Hauptattraktion der Claramatte ist der Kinderspielplatz, der nicht mehr abgetrennt ist und Offenheit gegenüber allen Bevölkerungsgruppen signalisiert. Der Augenschein zeigt: Das funktioniert bestens. Entworfen und gebaut wurde die burgähnliche Anlage mit Brücken und Kletterturm, Rutschbahnen, Seilbahnen und anderen Attraktionen von Fabio Guidi und Urs Wiskemann von der Motorsänger GmbH (HP 9/05). Die zwei Gestalter begeistern die Kinderherzen, ohne auf das meist öde Spielplatzmobiliar zurückzugreifen, und erfüllen dabei erst noch die bfu-Sicherheitsempfehlungen.
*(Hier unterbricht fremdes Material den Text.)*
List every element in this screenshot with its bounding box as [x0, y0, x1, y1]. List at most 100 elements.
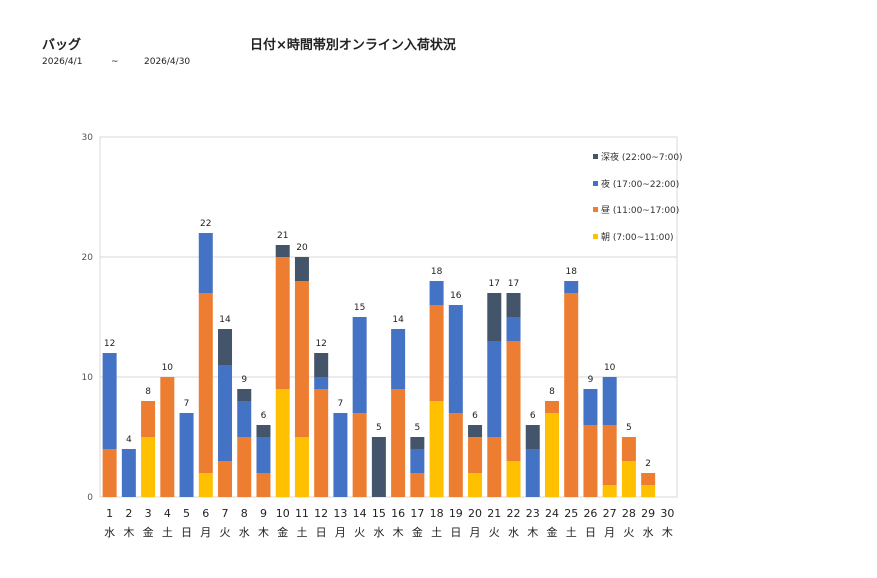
- data-label: 9: [241, 375, 247, 385]
- category-label: バッグ: [42, 38, 82, 53]
- weekday-label: 月: [200, 526, 211, 539]
- y-tick-label: 20: [82, 253, 94, 263]
- bar-segment: [237, 401, 252, 437]
- bar-segment: [506, 341, 521, 461]
- weekday-label: 金: [546, 525, 557, 539]
- date-separator: ~: [111, 57, 119, 67]
- bar-segment: [621, 437, 636, 461]
- x-tick-label: 7: [222, 507, 229, 520]
- bar-segment: [641, 485, 656, 497]
- legend-label: 昼 (11:00~17:00): [601, 205, 679, 216]
- data-label: 12: [315, 339, 326, 349]
- weekday-label: 火: [220, 526, 231, 539]
- x-tick-label: 17: [410, 507, 424, 520]
- weekday-label: 火: [623, 526, 634, 539]
- date-to: 2026/4/30: [144, 57, 191, 67]
- x-tick-label: 21: [487, 507, 501, 520]
- weekday-label: 月: [604, 526, 615, 539]
- weekday-label: 水: [104, 526, 115, 539]
- weekday-label: 水: [643, 526, 654, 539]
- weekday-label: 水: [373, 526, 384, 539]
- data-label: 6: [261, 411, 267, 421]
- weekday-label: 木: [258, 526, 269, 539]
- bar-segment: [102, 449, 117, 497]
- data-label: 18: [431, 267, 443, 277]
- bar-segment: [468, 437, 483, 473]
- data-label: 8: [145, 387, 151, 397]
- data-label: 16: [450, 291, 462, 301]
- data-label: 18: [565, 267, 577, 277]
- weekday-label: 土: [566, 526, 577, 539]
- bar-segment: [410, 437, 425, 449]
- weekday-label: 日: [316, 526, 327, 539]
- bar-segment: [275, 245, 290, 257]
- data-label: 2: [645, 459, 651, 469]
- weekday-label: 日: [181, 526, 192, 539]
- legend-label: 朝 (7:00~11:00): [601, 232, 674, 243]
- data-label: 14: [392, 315, 404, 325]
- legend-swatch: [593, 234, 598, 239]
- bar-segment: [564, 293, 579, 497]
- x-tick-label: 4: [164, 507, 171, 520]
- x-tick-label: 2: [125, 507, 132, 520]
- bar-segment: [602, 377, 617, 425]
- bar-segment: [391, 389, 406, 497]
- bar-segment: [583, 425, 598, 497]
- data-label: 15: [354, 303, 365, 313]
- x-tick-label: 23: [526, 507, 540, 520]
- data-label: 12: [104, 339, 115, 349]
- bar-segment: [256, 473, 271, 497]
- weekday-label: 水: [239, 526, 250, 539]
- bar-segment: [294, 437, 309, 497]
- bar-segment: [141, 401, 156, 437]
- bar-segment: [602, 425, 617, 485]
- bar-segment: [237, 389, 252, 401]
- bar-segment: [160, 377, 175, 497]
- x-tick-label: 29: [641, 507, 655, 520]
- x-tick-label: 22: [507, 507, 521, 520]
- bar-segment: [121, 449, 136, 497]
- bar-segment: [468, 473, 483, 497]
- bar-segment: [256, 437, 271, 473]
- page-title: 日付×時間帯別オンライン入荷状況: [250, 38, 456, 53]
- data-label: 17: [508, 279, 519, 289]
- bar-segment: [218, 461, 233, 497]
- x-tick-label: 25: [564, 507, 578, 520]
- bar-segment: [506, 461, 521, 497]
- bar-segment: [621, 461, 636, 497]
- weekday-label: 月: [470, 526, 481, 539]
- weekday-label: 月: [335, 526, 346, 539]
- bar-segment: [352, 413, 367, 497]
- bar-segment: [102, 353, 117, 449]
- x-tick-label: 26: [583, 507, 597, 520]
- weekday-label: 土: [296, 526, 307, 539]
- bar-segment: [333, 413, 348, 497]
- bar-segment: [179, 413, 194, 497]
- x-tick-label: 8: [241, 507, 248, 520]
- bar-segment: [237, 437, 252, 497]
- legend-label: 夜 (17:00~22:00): [601, 178, 679, 190]
- weekday-label: 金: [277, 525, 288, 539]
- data-label: 21: [277, 231, 288, 241]
- bar-segment: [583, 389, 598, 425]
- weekday-label: 金: [412, 525, 423, 539]
- bar-segment: [525, 425, 540, 449]
- y-tick-label: 30: [82, 133, 94, 143]
- bar-segment: [544, 413, 559, 497]
- weekday-label: 木: [123, 526, 134, 539]
- bar-segment: [429, 305, 444, 401]
- bar-segment: [448, 413, 463, 497]
- bar-segment: [314, 377, 329, 389]
- weekday-label: 火: [489, 526, 500, 539]
- bar-segment: [487, 437, 502, 497]
- bar-segment: [641, 473, 656, 485]
- weekday-label: 土: [431, 526, 442, 539]
- data-label: 20: [296, 243, 308, 253]
- weekday-label: 金: [143, 525, 154, 539]
- bar-segment: [314, 353, 329, 377]
- bar-segment: [198, 293, 213, 473]
- data-label: 14: [219, 315, 231, 325]
- x-tick-label: 19: [449, 507, 463, 520]
- x-tick-label: 6: [202, 507, 209, 520]
- bar-segment: [198, 233, 213, 293]
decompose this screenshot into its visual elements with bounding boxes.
Ein paar Meter weiter steht eine andere Kinderattraktion: Aus der einen Wand des u-förmigen Wasserkanals spritzt es alle Viertelstunde. Wer Mut zeigt, springt dazwischen oder fährt mit dem Velo durch Raderschalls ‹Planschbecken›. Im Boden eingelassen erkennt man den Lauf des Rheins von der Quelle bis nach Rotterdam. Der Rhein? Klar: Der Fluss liegt nur ein paar Steinwürfe entfernt. «Der Rhein aber auch, weil ich ursprünglich Rheinländer bin», lacht Roland Raderschall. Und noch ein Eingriff trägt die Handschrift der Landschaftsarchitekten: die Farbe der Bänke. «Wie überall ist auch in Basel das Stadtmobiliar streng normiert», stellt Sibylle Aubort Raderschall fest. Zugelassen ist eigentlich die Bank nur mit Sitzflächen in Naturholz oder in Dunkelblau. Die Projektgewinner redeten dann so lange auf die Verantwortlichen der Stadt ein, bis das Einheitsmodell in frischem Grün-Gelb bewilligt war. Und jetzt realisiert es auch der Laie: Dieser spärlich gesetzte Farbakzent gibt der Claramatte einen frischen Touch. Nachts sorgen farbige Diodenlichter für eine besondere Stimmung: Im Planschbecken schimmert das Wasser und im Innern der Platanenkreise beleuchten sie das grüne Dach vom Boden her.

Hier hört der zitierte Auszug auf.